La revolución triunfó, ¿pero qué pasó con las que la hicieron?
Azul creció en una familia numerosa. Pero no seré
condescendiente con el que lee estas líneas. Era una familia tan pobre que solo
ella, sus hermanas y un hermano, sobrevivieron a la tuberculosis en una época
en que todavía no existían los antibióticos o cuando ya comenzaban resultaban
demasiado caros.
La madre de Azul tuvo sus hijas y su hijo, cuatro hembras y
un varón, en el sanatorio donde casi todo el año permanecía internada para
evitar contagiar a otros familiares. Solo su esposo podía visitarla y en
escasos momentos podía irse a casa por unos días.
El padre de Azul era panadero. Compartía la casa con su
hermana y sus hijos. Por supuesto que no había mucho dinero, pero la vida fluía
sobre todo después que las chicas crecieron.
Pero antes hubo un momento difícil en que parecía que el
círculo se cerraba para ese grupo de personas y se pasaría otra hoja del libro
anónimo de tantos y tantos seres humanos. Uno de esos días la madre tomó a sus
hijos pequeños y con una amiga se plantó en la entrada de autos del Palacio
Presidencial. Esperaban que la secretaria de la Primera Dama saliera y
entregarle una nota explicándole su situación.
Tuvieron suerte y al rato llegaba la Primera Dama en persona
y se bajó del auto para saber qué pasaba con esa señora y esos cinco pequeños
que se agrupaban temerosos alrededor. Todo fue muy rápido, le entregó la nota y
le pidió por Dios que la ayudara.
Una semana después las niñas eran llevadas a una escuela
interna atendidas por monjas, el varón a una atendida por curas. Justo a tiempo
pues en un mes la madre de Azul, la abuela de Blanco, moría. Pasaron ocho a
diez años y todos se reunieron nuevamente en la mesa familiar. Muchos jóvenes y
sus sueños.
De todas las hermanas, Virginia, era la más cercana. Solo dos
años de diferencia y compartían muchos de los intereses, por ejemplo, la
política. No es que participaran de ella, pero leían mucho y comentaban los
periódicos y los incidentes casi diarios en una Cuba siempre revuelta, llena
manifestaciones, huelgas, fraudes electorales, y golpes de estado. La policía y
el ejército campeaban por las calles de La Habana y no parecía haber límite
para la crueldad y el despotismo. Al mismo tiempo La Habana bullía por la moda,
los conciertos en teatros, artistas de todo tipo y de todas partes pasaban por
aquí. Uno de los primeros países del mundo en
tener la radio, el primero después de Estados Unidos en tener la televisión.
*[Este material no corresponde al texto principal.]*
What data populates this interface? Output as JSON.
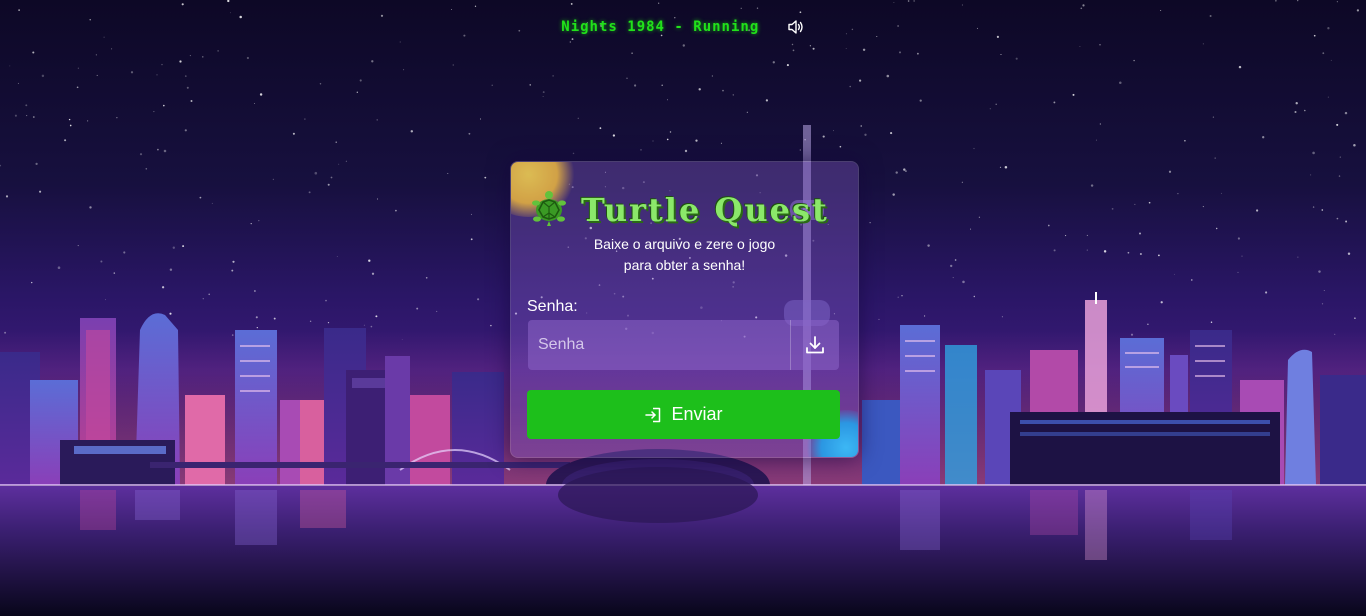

Las grandes compañías de la moda europea primero venían a la Habana y si sus
productos gustaban continuaban hacia Estados Unidos, en caso contrario probaban
suerte en el Sur. Las
navidades, los carnavales, las loterías millonarias, los ferris de fin de
semana desde y hacia Estados Unidos con miles de turistas que venían a burlar
la ley seca de su país, la ley del aborto, la reconstrucciones de
virginidad, y el próximo traslado de las
Vegas hacia La Habana para escapar del FBI.
Azul trabajaba en una entonces muy céntrica esquina. Desde su puesto de trabajo se veía
claramente, casi a tocar de mano El Capitolio, donde se reunían senadores y
congresistas. Al Frente se encontraban
Los Aires Libres de Prado. Cinco cuadras de cafés y bares con mesas cubiertas
con sombrillas afuera, en las aceras, donde tocaban tríos y cuartetos todas las
tardes y noches. Cada café con sus vitrolas, cada bar con sus músicos. A veces
la vida parecía una ilusión.
Allí conoció a Rojo que venía escapando de su pueblo.
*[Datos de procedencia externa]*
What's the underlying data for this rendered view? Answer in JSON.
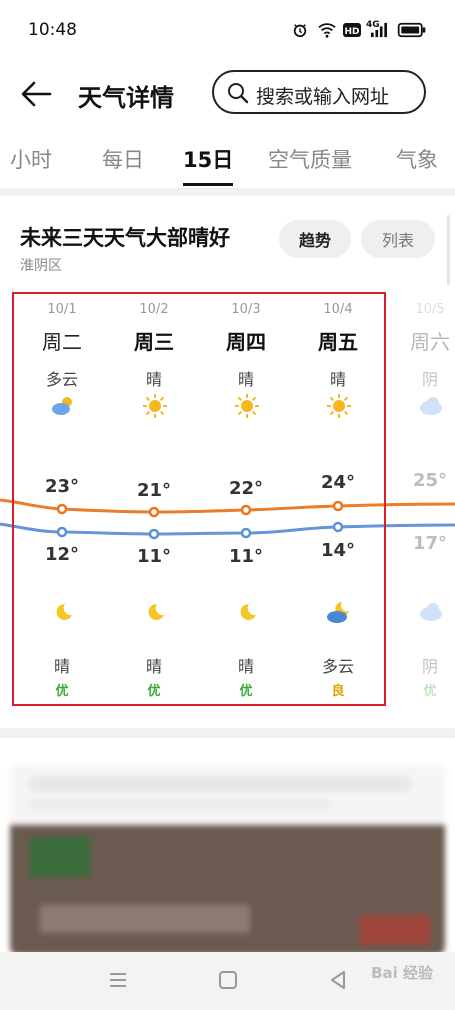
{
  "status_bar": {
    "time": "10:48",
    "network": "4G"
  },
  "header": {
    "back_icon": "arrow-left-icon",
    "title": "天气详情",
    "search_placeholder": "搜索或输入网址"
  },
  "tabs": [
    {
      "label": "小时"
    },
    {
      "label": "每日"
    },
    {
      "label": "15日",
      "active": true
    },
    {
      "label": "空气质量"
    },
    {
      "label": "气象"
    }
  ],
  "summary": {
    "title": "未来三天天气大部晴好",
    "location": "淮阴区",
    "trend_label": "趋势",
    "list_label": "列表"
  },
  "forecast": [
    {
      "date": "10/1",
      "weekday": "周二",
      "day_cond": "多云",
      "day_icon": "cloudy-sun-icon",
      "high": "23°",
      "low": "12°",
      "night_icon": "moon-icon",
      "night_cond": "晴",
      "aqi": "优",
      "aqi_color": "#3cab3c"
    },
    {
      "date": "10/2",
      "weekday": "周三",
      "day_cond": "晴",
      "day_icon": "sun-icon",
      "high": "21°",
      "low": "11°",
      "night_icon": "moon-icon",
      "night_cond": "晴",
      "aqi": "优",
      "aqi_color": "#3cab3c"
    },
    {
      "date": "10/3",
      "weekday": "周四",
      "day_cond": "晴",
      "day_icon": "sun-icon",
      "high": "22°",
      "low": "11°",
      "night_icon": "moon-icon",
      "night_cond": "晴",
      "aqi": "优",
      "aqi_color": "#3cab3c"
    },
    {
      "date": "10/4",
      "weekday": "周五",
      "day_cond": "晴",
      "day_icon": "sun-icon",
      "high": "24°",
      "low": "14°",
      "night_icon": "cloudy-moon-icon",
      "night_cond": "多云",
      "aqi": "良",
      "aqi_color": "#e0a100"
    },
    {
      "date": "10/5",
      "weekday": "周六",
      "day_cond": "阴",
      "day_icon": "cloud-icon",
      "high": "25°",
      "low": "17°",
      "night_icon": "cloud-icon",
      "night_cond": "阴",
      "aqi": "优",
      "aqi_color": "#3cab3c"
    }
  ],
  "colors": {
    "high_line": "#e8761e",
    "low_line": "#5b8fd6",
    "highlight": "#d7202a"
  },
  "watermark": "Bai 经验"
}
Conversaban de sus afinidades políticas que más bien eran sueños de igualdad y
justicia que un cambio radical. Y mientras más pasaba el tiempo mejor se
sentían estando juntos. Él era un hombre con experiencia, mundo visto, ya
casado y con hijos a pesar de su juventud. Le confesó que era revolucionario y lo
que quería para Cuba y un día sintió miedo por él y pensó que debía ser el
amor.
Sentía miedo cada mañana. Se levantaba a las cuatro
de la mañana para abrir a las cinco la parte donde vendía el café. A esa hora,
todos los días, estaban los servicios funerarios recogiendo los cadáveres en
las calles. Jóvenes muertos podían aparecer en cualquier lugar. Ser joven era
un sinónimo de ser revolucionario y si estabas en el lugar equivocado en el
momento equivocado, o con una chica bonita que le gustaba a algún policía, o
cualquier otra cosa, daba igual, podía ser la última vez que vieras las
estrellas.
Una tarde de domingo estaban ella y su hermana sentadas en el
parque de Bejucal, por un tiempo vivían allí. El matrimonio de Virginia no
andaba bien. Ya varias veces su marido, un policía de patrulla, la había
golpeado y había tenido que irse con los niños a la casa familiar. Pero ahora parecía que todo estaba nuevamente
bien. Estaban en un banco del centro del parque, protegidas por una gran sombra
de una ceiba. Y los vieron llegar en la patrulla. Eran tres. Entre ellos su
marido. En uno de los bancos de la esquina una parejita conversaba y cuando
vieron a la patrulla se levantaron para irse. Demasiado tarde. La joven
demasiado linda. El marido de Virginia
se aproximó demasiado a la joven y el chico trato de interponerse entre ellos.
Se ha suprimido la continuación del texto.